LeetCode 249 - Group Shifted Strings

The problem asks us to group strings that belong to the same cyclic shifting sequence. Two strings belong to the same group if one can be transformed into the other by repeatedly shifting every character forward or backward in the alphabet, with wraparound between 'z' and 'a'.

LeetCode Problem 249

Difficulty: 🟔 Medium
Topics: Array, Hash Table, String

Solution

Problem Understanding

The problem asks us to group strings that belong to the same cyclic shifting sequence. Two strings belong to the same group if one can be transformed into the other by repeatedly shifting every character forward or backward in the alphabet, with wraparound between 'z' and 'a'.

For example, "abc" becomes "bcd" after one right shift, and "xyz" also becomes "yza" after one right shift. Because shifting preserves the relative distance between characters, "abc", "bcd", and "xyz" all belong to the same sequence.

The input is an array of lowercase strings. The output should be a list of groups, where every string inside a group belongs to the same shifting sequence. The order of the groups does not matter, and the order of strings within each group also does not matter.

The constraints are relatively small:

  • At most 200 strings
  • Each string has length at most 50

These limits mean even moderately expensive operations are acceptable, but we still want a clean and scalable solution.

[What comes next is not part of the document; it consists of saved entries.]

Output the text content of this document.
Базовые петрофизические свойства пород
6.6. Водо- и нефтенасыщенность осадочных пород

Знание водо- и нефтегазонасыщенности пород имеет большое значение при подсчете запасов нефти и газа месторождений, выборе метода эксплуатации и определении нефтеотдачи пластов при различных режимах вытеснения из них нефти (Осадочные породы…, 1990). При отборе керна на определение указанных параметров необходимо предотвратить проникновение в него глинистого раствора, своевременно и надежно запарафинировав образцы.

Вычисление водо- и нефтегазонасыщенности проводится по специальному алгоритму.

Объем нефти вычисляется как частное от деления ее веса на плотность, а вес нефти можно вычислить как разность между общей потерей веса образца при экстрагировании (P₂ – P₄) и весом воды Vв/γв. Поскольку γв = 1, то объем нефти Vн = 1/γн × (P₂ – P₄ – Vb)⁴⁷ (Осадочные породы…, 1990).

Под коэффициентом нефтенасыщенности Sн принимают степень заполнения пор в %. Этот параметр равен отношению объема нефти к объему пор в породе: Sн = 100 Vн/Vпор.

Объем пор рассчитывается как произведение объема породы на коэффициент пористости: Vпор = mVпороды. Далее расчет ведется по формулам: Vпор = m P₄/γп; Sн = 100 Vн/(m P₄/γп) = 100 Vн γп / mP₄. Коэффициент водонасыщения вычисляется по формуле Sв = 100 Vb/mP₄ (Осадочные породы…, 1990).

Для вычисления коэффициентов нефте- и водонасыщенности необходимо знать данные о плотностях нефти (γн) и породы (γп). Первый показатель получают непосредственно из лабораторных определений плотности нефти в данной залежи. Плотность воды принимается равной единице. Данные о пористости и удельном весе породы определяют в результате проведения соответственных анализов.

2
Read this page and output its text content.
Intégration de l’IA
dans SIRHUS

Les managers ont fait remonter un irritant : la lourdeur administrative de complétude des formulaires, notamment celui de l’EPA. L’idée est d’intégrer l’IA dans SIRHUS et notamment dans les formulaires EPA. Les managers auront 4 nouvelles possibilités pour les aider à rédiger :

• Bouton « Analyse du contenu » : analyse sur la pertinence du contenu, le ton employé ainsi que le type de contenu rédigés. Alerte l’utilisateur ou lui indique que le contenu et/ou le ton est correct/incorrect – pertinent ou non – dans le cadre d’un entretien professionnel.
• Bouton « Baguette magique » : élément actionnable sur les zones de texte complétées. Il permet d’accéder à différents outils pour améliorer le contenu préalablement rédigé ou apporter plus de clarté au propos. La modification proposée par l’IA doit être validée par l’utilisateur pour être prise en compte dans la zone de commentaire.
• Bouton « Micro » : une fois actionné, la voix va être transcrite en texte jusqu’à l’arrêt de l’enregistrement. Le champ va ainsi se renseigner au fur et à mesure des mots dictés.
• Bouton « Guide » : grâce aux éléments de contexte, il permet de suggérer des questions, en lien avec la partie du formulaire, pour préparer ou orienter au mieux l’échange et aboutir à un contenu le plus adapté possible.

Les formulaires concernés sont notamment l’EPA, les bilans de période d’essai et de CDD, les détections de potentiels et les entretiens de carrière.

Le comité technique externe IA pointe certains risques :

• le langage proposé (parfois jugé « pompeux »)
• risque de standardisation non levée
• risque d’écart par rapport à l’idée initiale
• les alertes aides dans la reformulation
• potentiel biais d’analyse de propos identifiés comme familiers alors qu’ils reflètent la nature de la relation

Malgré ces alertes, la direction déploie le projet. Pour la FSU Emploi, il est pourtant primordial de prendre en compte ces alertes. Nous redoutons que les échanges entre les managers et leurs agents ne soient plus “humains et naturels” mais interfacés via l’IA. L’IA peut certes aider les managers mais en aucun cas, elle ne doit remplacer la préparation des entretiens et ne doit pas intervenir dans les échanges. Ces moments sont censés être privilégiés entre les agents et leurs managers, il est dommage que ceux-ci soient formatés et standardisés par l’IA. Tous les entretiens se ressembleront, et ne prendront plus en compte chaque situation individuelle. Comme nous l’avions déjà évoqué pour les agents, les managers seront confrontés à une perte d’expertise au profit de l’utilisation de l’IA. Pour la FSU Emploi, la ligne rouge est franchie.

The most important observation is that shifting preserves the pattern of differences between adjacent characters. For example:

  • "abc" has differences [1, 1]
  • "bcd" also has differences [1, 1]
  • "xyz" also has differences [1, 1]

Therefore, all three belong to the same group.

There are several important edge cases:

  • Single-character strings like "a" and "z" should always belong to the same group because any single character can shift into any other single character.
  • Wraparound cases such as "az" and "ba" are valid matches because shifting 'z' forward produces 'a'.
  • Strings of different lengths can never belong to the same group because shifting does not change length.
  • A naive implementation can easily fail on wraparound arithmetic if modulo handling is incorrect.

Approaches

Brute Force Approach

A brute-force solution would compare every pair of strings and determine whether they belong to the same shifting sequence.

To compare two strings, we would:

  1. Check whether they have the same length.
  2. Compute the character difference between corresponding letters.
  3. Verify that every position has the same cyclic difference.

For example:

  • "abc" to "bcd" gives shifts [1,1,1]
  • "abc" to "xyz" gives shifts [23,23,23]

If the shift amount is consistent across all characters, the strings belong to the same group.

We could repeatedly scan all strings and merge compatible ones together.

This approach is correct because it explicitly checks the defining property of shifted strings. However, it becomes inefficient because every string may need to be compared with every other string.

Key Insight for the Optimal Approach

The important observation is that strings in the same shifting sequence share the same normalized difference pattern.

Instead of comparing strings pairwise, we can compute a canonical representation for each string.

For example:

  • "abc" → differences (1,1)
  • "bcd" → differences (1,1)
  • "xyz" → differences (1,1)

Similarly:

  • "az" → (25)
  • "ba" → (25)

We can use this difference pattern as a hash map key. Every string with the same key belongs in the same group.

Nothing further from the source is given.